Natürlich macht das auch Angst. Angst, zu wenig zu sein, Angst mit dem, was ich bin, nicht genug zu sein. Sich nicht genug anzustrengen, nicht hart genug zu arbeiten. Aber es ist auch gleichermaßen entlastend und erfüllend. Eine freie Stimme muss nicht ackern. Sie ist, wie eine Blume auf einem Feldweg, einfach nur da und erfreut sich ihrer selbst. Kommt jemand vorbei, nennt der Betrachter sie womöglich „schön“. Schön aus sich selbst heraus. Wohl proportioniert, strahlend, dynamisch und vielleicht von kräftiger Farbgebung. Jede Blume ist anders. Kommen viele Blumen zusammen, entsteht eine noch größere Schönheit, die durch die Vielfalt und das Zusammenkommen vieler Einzigartigkeiten entsteht. Auch unter Sängern tritt die sonst so häufig vorhandene Konkurrenz in der Hintergrund, wenn jeder sich auf die Suche nach seiner ganz eigenen Stimmschönheit macht. Schönheit, die durch die Freude am Tun, am Klang, am körperlichen Erleben und an der Musik entsteht.

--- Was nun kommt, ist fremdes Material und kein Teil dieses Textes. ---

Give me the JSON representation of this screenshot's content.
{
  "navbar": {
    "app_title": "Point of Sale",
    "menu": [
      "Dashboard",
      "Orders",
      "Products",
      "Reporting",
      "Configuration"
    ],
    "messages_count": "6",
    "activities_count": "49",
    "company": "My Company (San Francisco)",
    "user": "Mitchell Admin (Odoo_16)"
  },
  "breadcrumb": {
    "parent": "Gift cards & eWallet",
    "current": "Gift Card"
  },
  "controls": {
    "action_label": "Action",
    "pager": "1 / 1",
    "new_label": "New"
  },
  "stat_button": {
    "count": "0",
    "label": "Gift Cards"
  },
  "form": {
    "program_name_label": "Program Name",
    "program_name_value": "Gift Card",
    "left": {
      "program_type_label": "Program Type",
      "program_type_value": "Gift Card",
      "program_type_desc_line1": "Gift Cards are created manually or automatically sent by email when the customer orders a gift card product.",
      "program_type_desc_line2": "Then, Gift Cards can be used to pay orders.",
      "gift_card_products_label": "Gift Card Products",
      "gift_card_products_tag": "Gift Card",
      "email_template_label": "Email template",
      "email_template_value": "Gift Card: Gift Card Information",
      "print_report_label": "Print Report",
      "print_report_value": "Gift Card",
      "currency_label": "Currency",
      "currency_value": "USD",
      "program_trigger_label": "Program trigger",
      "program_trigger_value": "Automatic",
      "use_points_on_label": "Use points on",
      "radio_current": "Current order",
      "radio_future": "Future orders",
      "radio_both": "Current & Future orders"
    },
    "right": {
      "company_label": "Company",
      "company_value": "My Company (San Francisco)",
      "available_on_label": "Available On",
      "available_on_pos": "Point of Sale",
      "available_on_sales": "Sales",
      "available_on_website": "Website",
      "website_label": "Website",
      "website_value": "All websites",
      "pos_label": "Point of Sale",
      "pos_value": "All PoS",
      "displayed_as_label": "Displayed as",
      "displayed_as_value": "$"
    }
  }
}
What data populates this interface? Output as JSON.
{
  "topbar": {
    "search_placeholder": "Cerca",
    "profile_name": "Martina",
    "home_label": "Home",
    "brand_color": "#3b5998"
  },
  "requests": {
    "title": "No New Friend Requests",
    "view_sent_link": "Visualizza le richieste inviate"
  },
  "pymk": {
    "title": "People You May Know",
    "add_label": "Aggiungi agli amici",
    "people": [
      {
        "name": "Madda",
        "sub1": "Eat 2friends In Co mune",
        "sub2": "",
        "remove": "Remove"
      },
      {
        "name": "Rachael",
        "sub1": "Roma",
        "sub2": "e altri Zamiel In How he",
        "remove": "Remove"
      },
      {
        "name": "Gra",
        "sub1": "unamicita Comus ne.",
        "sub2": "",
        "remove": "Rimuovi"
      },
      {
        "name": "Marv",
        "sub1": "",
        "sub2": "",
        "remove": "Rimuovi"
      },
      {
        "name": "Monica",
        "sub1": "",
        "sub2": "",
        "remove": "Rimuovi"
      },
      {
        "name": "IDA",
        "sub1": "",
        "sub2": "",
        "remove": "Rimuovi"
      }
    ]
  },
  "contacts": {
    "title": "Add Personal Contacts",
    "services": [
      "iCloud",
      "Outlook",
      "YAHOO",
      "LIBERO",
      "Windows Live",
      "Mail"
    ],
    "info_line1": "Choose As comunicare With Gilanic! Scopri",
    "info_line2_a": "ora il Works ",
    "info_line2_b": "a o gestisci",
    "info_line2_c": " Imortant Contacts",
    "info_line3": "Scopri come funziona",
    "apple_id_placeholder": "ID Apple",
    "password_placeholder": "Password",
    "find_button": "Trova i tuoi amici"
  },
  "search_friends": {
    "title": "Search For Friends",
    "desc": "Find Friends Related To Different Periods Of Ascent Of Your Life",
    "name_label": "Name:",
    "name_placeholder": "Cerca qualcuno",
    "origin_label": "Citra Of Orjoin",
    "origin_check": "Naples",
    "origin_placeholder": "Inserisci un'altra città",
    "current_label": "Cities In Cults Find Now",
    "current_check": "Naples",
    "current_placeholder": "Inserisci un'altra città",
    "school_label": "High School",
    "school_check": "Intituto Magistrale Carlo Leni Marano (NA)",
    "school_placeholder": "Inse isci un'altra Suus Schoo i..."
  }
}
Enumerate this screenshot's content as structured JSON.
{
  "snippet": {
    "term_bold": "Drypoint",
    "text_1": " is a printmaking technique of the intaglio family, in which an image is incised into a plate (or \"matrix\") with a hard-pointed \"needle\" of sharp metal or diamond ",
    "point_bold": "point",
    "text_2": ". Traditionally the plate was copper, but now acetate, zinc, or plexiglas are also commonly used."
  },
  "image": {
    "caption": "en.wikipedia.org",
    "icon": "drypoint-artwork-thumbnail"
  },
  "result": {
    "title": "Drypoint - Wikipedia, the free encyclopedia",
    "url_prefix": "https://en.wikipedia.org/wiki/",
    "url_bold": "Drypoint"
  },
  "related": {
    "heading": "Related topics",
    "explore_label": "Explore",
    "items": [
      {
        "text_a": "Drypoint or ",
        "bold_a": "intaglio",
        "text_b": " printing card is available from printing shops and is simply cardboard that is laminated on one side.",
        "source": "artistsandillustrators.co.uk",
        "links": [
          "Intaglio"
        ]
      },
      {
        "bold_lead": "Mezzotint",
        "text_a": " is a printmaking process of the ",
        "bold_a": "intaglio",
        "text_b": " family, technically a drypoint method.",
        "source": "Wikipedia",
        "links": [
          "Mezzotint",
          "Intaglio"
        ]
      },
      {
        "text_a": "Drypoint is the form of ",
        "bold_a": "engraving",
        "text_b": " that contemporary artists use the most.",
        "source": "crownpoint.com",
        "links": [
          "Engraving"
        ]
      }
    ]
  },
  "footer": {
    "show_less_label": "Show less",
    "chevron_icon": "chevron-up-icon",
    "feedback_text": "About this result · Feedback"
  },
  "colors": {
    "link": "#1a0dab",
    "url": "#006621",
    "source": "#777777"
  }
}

Vor einigen Jahren sagte bei einem Meisterkurs ein namhafter Lehrer mit einem herrlich breiten amerikanischem Akzent zu mir: „Ich verstehe nicht genau, was Du mit Deiner Stimme machst. Es ist so „eigenartig“.“ Wunderbar! Und erst vor ein paar Wochen sagte mir nach einem Konzert mit Kinderliedern – unspektakulärer geht es wohl kaum – der Veranstalter, meine Stimme sei „sensationell“. Solche Sätze machen mich nicht eitel. Zum Glück. Ich schmunzel in mich hinein und gehe den begonnenen Weg weiter.
Ich wünsche viel Mut zur Eigenheit und vor allem Freude, Freude, Freude am Singen!